Unusual Options Activity Review for Monday, December 17, 2012

Monday’s Bullish Trading
Bank of America (BAC) rallied 4 percent to $11 Monday, new 52-week highs, and helped lead the Dow Jones Industrial Average to a triple digit gain to start the week. The stock finished near its best levels of the day and options on the bank saw brisk trading. 479,000 calls and 213,000 puts traded in BAC Monday. December 11 calls were the day’s most actively traded equity contract after more than 100,000 changed hands. Dec 11 calls on BAC are now at-the-money and expiring at the end of the week. January 10 and 11 calls were the next most actives in the name. In addition, the stock saw an additional boost in the after hours, up to $11.11 per share, on a CNBC report that a prominent analyst has upgraded some of the financials, including BAC.

Bullish trading was also seen in Taiwan Semiconductor (TSM), Orexigen (OREX), and Delta Airlines (DAL).

 

Monday’s Bearish Trading
Conagra (CAG) saw increased options activity ahead of earnings. The company is due to report results Thursday morning. Shares were up 17 cents to $30.32 and options volume on the food company was 3X the daily average ahead of the news Monday. 6,534 puts and 1,593 calls traded in CAG. Much of the focus was on March 25 puts, where 5,032 contracts traded against 160 in open interest. The largest trade was an 866-lot for 15 cents per contract when the market was 10 to 15 cents per contract. It’s not clear what motivated the activity, as the contract is now 17.5 percent out-of-the-money and CAG has performed well lately, gaining 22.8 percent since July. Some shareholders might have been driving the flow and taking positions in downside March puts to help hedge the recent gains in the underlying.

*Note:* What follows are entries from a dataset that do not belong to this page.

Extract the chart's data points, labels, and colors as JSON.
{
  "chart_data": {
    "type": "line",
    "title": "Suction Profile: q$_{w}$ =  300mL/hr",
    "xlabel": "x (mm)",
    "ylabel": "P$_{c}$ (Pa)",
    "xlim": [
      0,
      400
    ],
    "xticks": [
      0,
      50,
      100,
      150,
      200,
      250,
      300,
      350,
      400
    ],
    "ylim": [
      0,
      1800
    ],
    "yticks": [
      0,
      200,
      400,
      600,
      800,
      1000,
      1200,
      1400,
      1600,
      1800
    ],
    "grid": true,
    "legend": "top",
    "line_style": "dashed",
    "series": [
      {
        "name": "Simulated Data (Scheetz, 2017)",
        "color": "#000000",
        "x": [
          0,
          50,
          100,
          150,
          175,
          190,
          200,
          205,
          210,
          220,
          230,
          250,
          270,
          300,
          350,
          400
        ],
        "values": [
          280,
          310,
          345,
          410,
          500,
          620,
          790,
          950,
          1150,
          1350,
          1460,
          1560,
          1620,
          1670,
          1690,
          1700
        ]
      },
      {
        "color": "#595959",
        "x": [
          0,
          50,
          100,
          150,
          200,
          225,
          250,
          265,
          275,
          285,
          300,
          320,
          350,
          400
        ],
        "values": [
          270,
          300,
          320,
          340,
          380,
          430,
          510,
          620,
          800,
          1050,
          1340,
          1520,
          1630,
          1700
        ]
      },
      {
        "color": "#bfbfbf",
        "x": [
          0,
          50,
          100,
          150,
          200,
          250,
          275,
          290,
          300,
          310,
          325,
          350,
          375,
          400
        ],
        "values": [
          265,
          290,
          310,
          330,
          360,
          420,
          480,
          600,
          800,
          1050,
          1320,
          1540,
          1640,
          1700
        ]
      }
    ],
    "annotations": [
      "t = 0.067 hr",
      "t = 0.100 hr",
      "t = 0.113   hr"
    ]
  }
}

Bearish trading was also seen in Banco Bradesco (BBD), Globe Specialty Metals (GSM), and Procter & Gamble (PG).

 

Index Recap
The S&P 500 Index (.SPX) jumped 16.78 points to 1,430.36 Monday and erased the entire loss suffered Thursday and Friday. Meanwhile, CBOE Volatility Index (.VIX) lost .66 to 16.34. Overall volumes in the index pits were light again, about 611,000 calls and 486,000 puts traded on SPX, VIX and other cash indexes, which is only about 80 percent the daily average volume, according to Trade Alert data. However, we’re likely to see increasing activity later in the week before trading slows again into the holidays. Friday is “Quadruple Witch” expiration, when futures, futures options, and single stock futures will also be expiring along with options.

 

Analyzing the ETF Market
SPDR Oil and Production Fund (XOP) gained 72 cents to $54.55 and options volume on the ETF was 5X the normal, driven by a hefty three-way spread. The investor apparently sold 25,000 December 50 puts on XOP for a nickel, bought 25,000 Mach 50 puts for $1.60 and sold 25,000 March 45 puts at 60 cents. The activity in the Dec 50 puts, which traded 35000X total, might be closing. Open interest is 84,966 and the contract expires at the end of the week. The March puts appear to be part of an opening Mar 45 ? 50 put spread for $1. If so, the investor possibly had a bearish view on the energy names and, while closing out a position in Dec 50 puts at only a nickel per contract, they’re now opening a new bearish play in the March spread.